– Извини, никак не мог вырваться, – ответил тот, и в его глазах промелькнуло мимолётное облегчение.
Лукас окинул его взглядом – там, внизу, где он случайно встретился с Дереком глазами, было слишком пёстро, чтобы он мог рассмотреть старого друга как следует. «Постарел, конечно, но держится молодцом. Все мы стареем», – без сожаления подумал Лукас. Пожалуй, даже всё ещё красив, и чёрно-белое одеяние патрицианца ему всегда было к лицу. Когда оба они были моложе, Дерек по пьяни частенько уговаривал Лукаса вступить в их ряды. Бабы, дескать, так и млеют при виде рослого рыцаря в белом плаще и чёрных латах с ярко-алой эмблемой на кирасе – раскрытой ладонью, будто чья-то огненная рука оставила на железе отпечаток. А к чёрным волосам, да бледной коже, да огню в глазах – ох, Лукас, они все твои, смеялся Дерек. Да они и так мои, отвечал ему Лукас, и они смеялись уже вместе, легкомысленные, беспечные, молодые… Теперь Дерек прятал под кирасой намечающееся брюшко, а Лукас слишком хорошо знал, чем приходится расплачиваться за эффектное одеяние рыцаря-патрицианца. Например, десятилетней разлукой с тем, кто когда-то был другом.
– А ты действительно почти не изменился, – сказал Дерек.
Лукас усмехнулся:
– Врать ты всегда умел, это я помню. Тогда и я тебе верну комплимент. Поверишь?
Дерек приподнял уголки губ в ироничной улыбке. Лукас подумал, что теперь он похож на патрицианца куда больше, чем десять лет назад: появилась наконец холёность и отстранённость, холодность и лёгкая снисходительность во взгляде и жестах. Таковы были его старшие братья по ордену, с которыми Лукасу когда-то приходилось иметь дело и которых он временами ненавидел. Но Дерека ненавидеть не мог. Не потому, что не хотел – просто забыл уже, как это делается.
– Во всяком случае, я вижу, у тебя всё хорошо, – сказал он. – Ты всё-таки стал патрицианским магистром…
– Да.
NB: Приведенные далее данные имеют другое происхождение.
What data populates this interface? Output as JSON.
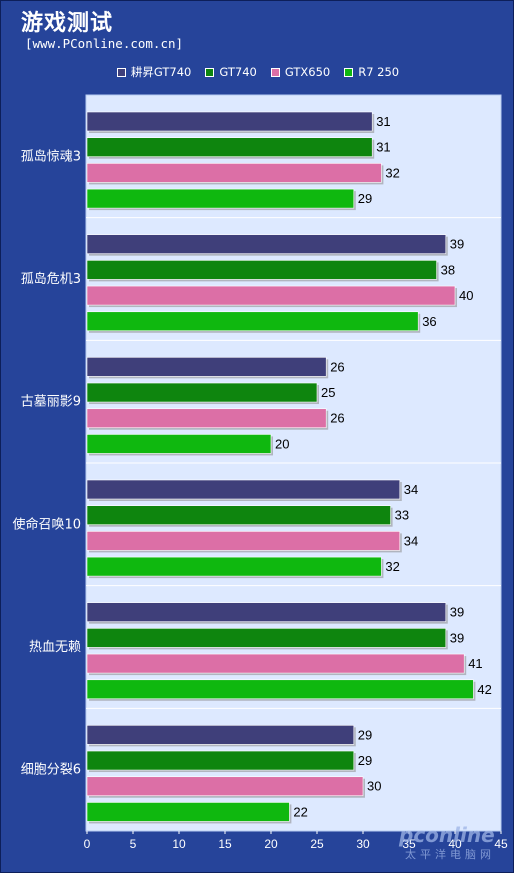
{
  "header": {
    "title": "游戏测试",
    "subtitle": "[www.PConline.com.cn]"
  },
  "watermark": {
    "brand": "pconline",
    "tagline": "太平洋电脑网"
  },
  "colors": {
    "background": "#26449a",
    "plot_area": "#dde9ff",
    "plot_border": "#b8cdf2",
    "separator": "#ffffff"
  },
  "chart_data": {
    "type": "bar",
    "orientation": "horizontal",
    "categories": [
      "孤岛惊魂3",
      "孤岛危机3",
      "古墓丽影9",
      "使命召唤10",
      "热血无赖",
      "细胞分裂6"
    ],
    "series": [
      {
        "name": "耕昇GT740",
        "color": "#3f3f7a",
        "values": [
          31,
          39,
          26,
          34,
          39,
          29
        ]
      },
      {
        "name": "GT740",
        "color": "#0e850e",
        "values": [
          31,
          38,
          25,
          33,
          39,
          29
        ]
      },
      {
        "name": "GTX650",
        "color": "#dc6fa6",
        "values": [
          32,
          40,
          26,
          34,
          41,
          30
        ]
      },
      {
        "name": "R7 250",
        "color": "#0fb80f",
        "values": [
          29,
          36,
          20,
          32,
          42,
          22
        ]
      }
    ],
    "xlim": [
      0,
      45
    ],
    "xticks": [
      0,
      5,
      10,
      15,
      20,
      25,
      30,
      35,
      40,
      45
    ],
    "legend_position": "top",
    "data_labels": true,
    "grid": false
  }
}
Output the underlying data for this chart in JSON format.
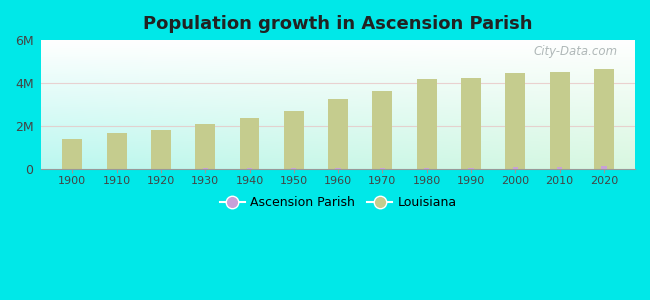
{
  "title": "Population growth in Ascension Parish",
  "years": [
    1900,
    1910,
    1920,
    1930,
    1940,
    1950,
    1960,
    1970,
    1980,
    1990,
    2000,
    2010,
    2020
  ],
  "louisiana": [
    1382000,
    1656000,
    1799000,
    2102000,
    2364000,
    2684000,
    3257000,
    3643000,
    4206000,
    4220000,
    4469000,
    4533000,
    4658000
  ],
  "ascension": [
    10000,
    11000,
    14000,
    18000,
    17000,
    22000,
    27000,
    37000,
    58000,
    58000,
    76000,
    107000,
    126000
  ],
  "louisiana_color": "#c5cc8e",
  "ascension_color": "#c8a0d8",
  "outer_bg": "#00e8e8",
  "ylim": [
    0,
    6000000
  ],
  "yticks": [
    0,
    2000000,
    4000000,
    6000000
  ],
  "ytick_labels": [
    "0",
    "2M",
    "4M",
    "6M"
  ],
  "watermark": "City-Data.com",
  "legend_labels": [
    "Ascension Parish",
    "Louisiana"
  ],
  "la_bar_width": 4.5,
  "ap_bar_width": 1.2
}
А вот ты так и не стал владетельным рыцарем. Хотя, уверен, возможности были.
– И не одна.
– Как ты здесь оказался?
– К Годвину заехал. Надо было кое-какие дела уладить.
– Дела? – брови Дерека вопросительно приподнялись. Лукас заметил, что они почти совсем поседели – странно, в волосах седины не виднелось. – Какие у тебя могут быть дела с этим деревенщиной?
– А какие у меня могут быть дела с магистром-патрицианцем? – вздохнул Лукас. – Ровным счётом никаких.